Y agrega Domínguez: “Está bajo amenaza la cordura social. El arsenal mediático monopólico se organiza y se despliega en todos sus frentes camuflados como entretenimiento, como iglesias mediáticas, como noticieros y como programas de concursos. Las mesas de redacción y las direcciones editoriales –de canales de TV asociados al lawfare– están infectadas por servicios de inteligencia y espionaje. Casi todo está barnizado con canalladas y calumnias contra la voluntad organizativa de los pueblos en lucha y contra sus líderes. De mil maneras infiltran la antipolítica y están reclutando jóvenes, académicamente anestesiados, con ilusiones de dinero o con ideología chatarra de orientación supremacista o nazi. ¿No lo vemos?”.

Está en la tele, las redes o los tabloides que despliegan los ataques diseñados por la manipulación simbólica. Para colmo, la impotencia nos gana encerrados en un festín de sorderas disfrazadas de diálogo. Y empeora en periodos electorales. Hay gobiernos de ricos encumbrados con los votos de los pobres; hay consumismo desaforado de mercancías encarecidas. Se generan ganancias siderales con los salarios raquíticos del pueblo trabajador -una selecta minoría hambrea a la inmensa mayoría-. ¿Qué no entendemos?

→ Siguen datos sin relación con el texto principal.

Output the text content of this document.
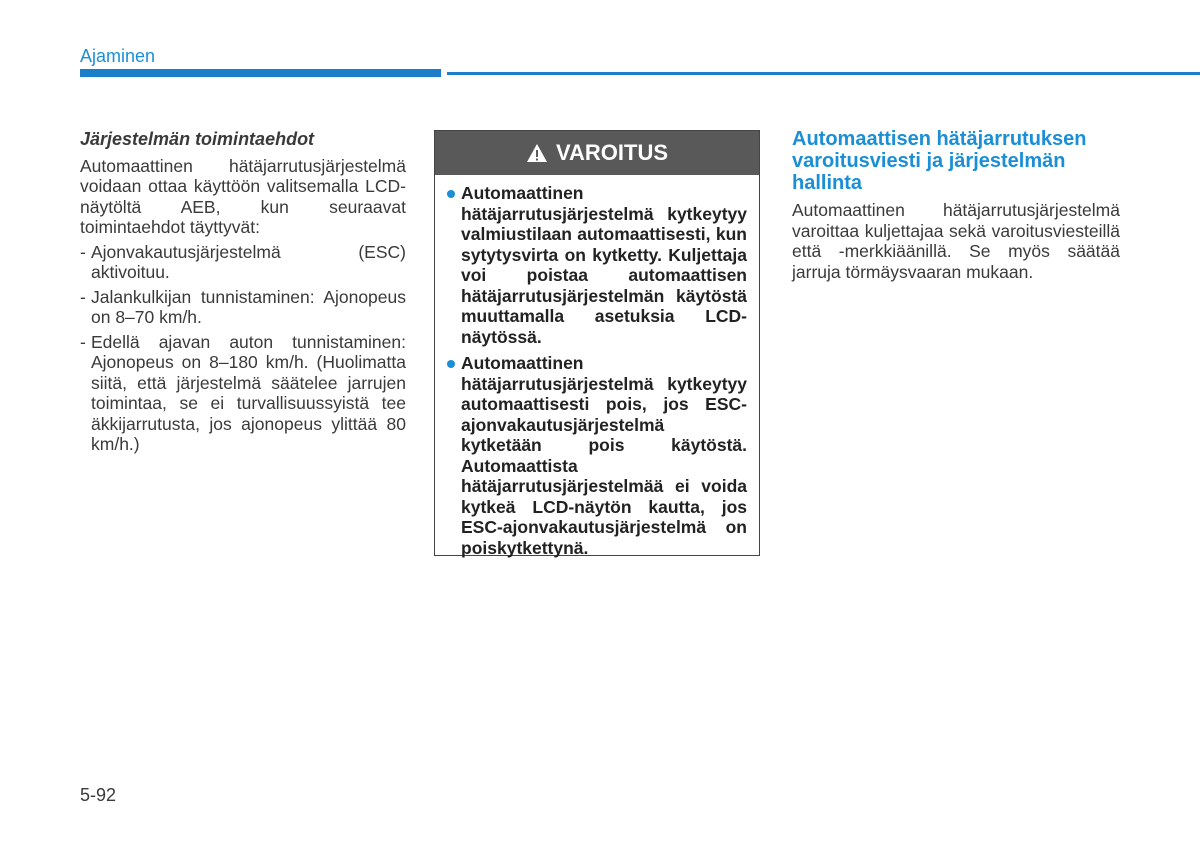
Ajaminen
Järjestelmän toimintaehdot
Automaattinen hätäjarrutusjärjestelmä voidaan ottaa käyttöön valitsemalla LCD-näytöltä AEB, kun seuraavat toimintaehdot täyttyvät:
- Ajonvakautusjärjestelmä (ESC) aktivoituu.
- Jalankulkijan tunnistaminen: Ajonopeus on 8–70 km/h.
- Edellä ajavan auton tunnistaminen: Ajonopeus on 8–180 km/h. (Huolimatta siitä, että järjestelmä säätelee jarrujen toimintaa, se ei turvallisuussyistä tee äkkijarrutusta, jos ajonopeus ylittää 80 km/h.)
VAROITUS
Automaattinen hätäjarrutusjärjestelmä kytkeytyy valmiustilaan automaattisesti, kun sytytysvirta on kytketty. Kuljettaja voi poistaa automaattisen hätäjarrutusjärjestelmän käytöstä muuttamalla asetuksia LCD-näytössä.
Automaattinen hätäjarrutusjärjestelmä kytkeytyy automaattisesti pois, jos ESC-ajonvakautusjärjestelmä kytketään pois käytöstä. Automaattista hätäjarrutusjärjestelmää ei voida kytkeä LCD-näytön kautta, jos ESC-ajonvakautusjärjestelmä on poiskytkettynä.
Automaattisen hätäjarrutuksen varoitusviesti ja järjestelmän hallinta
Automaattinen hätäjarrutusjärjestelmä varoittaa kuljettajaa sekä varoitusviesteillä että -merkkiäänillä. Se myös säätää jarruja törmäysvaaran mukaan.
5-92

En el corazón de esta guerra mediática habita la aberración supremacista, empeñada en convencernos de que ellos siempre tienen la razón, que debemos agradecer que nos saqueen y exploten. Agradecidos por este mundo, al borde del desastre ecológico y ahogado en el fracaso civilizatorio del capitalismo. Agradecidos por un planeta intoxicado con hambre, miseria, pobreza, insalubridad, ignorancia y humillaciones. Quieren que agradezcamos esto como la mejor herencia para nuestra prole… que estemos orgullosos de eso. Guerra hibrida por todos los medios. ¿Qué parte no entendemos?

Paradójicamente la guerra mediática tiene frentes internos. Guerra entre nosotros mismos donde la tarea de la unidad, que es la más importante hacia una comunidad de sentido emancipador, se empantana entre refriegas de celos, sectarismos y burocratismos que hacen grandes favores al poder fáctico hegemónico, porque, entre otras cosas, nos somos capaces de comunicar una salida humanista superadora de nuevo género y les ahorramos el trabajo de dividirnos porque nos dividimos solos, y gratis (en el mejor de los casos). Está faltando una comisión internacional de los pueblos, extensiva de aquella que redactó el Informe MacBride, para solucionar los problemas mundiales de la comunicación, para enfrentar –ordenadamente– a la guerra mediática en desarrollo. Vienen tiempos peores.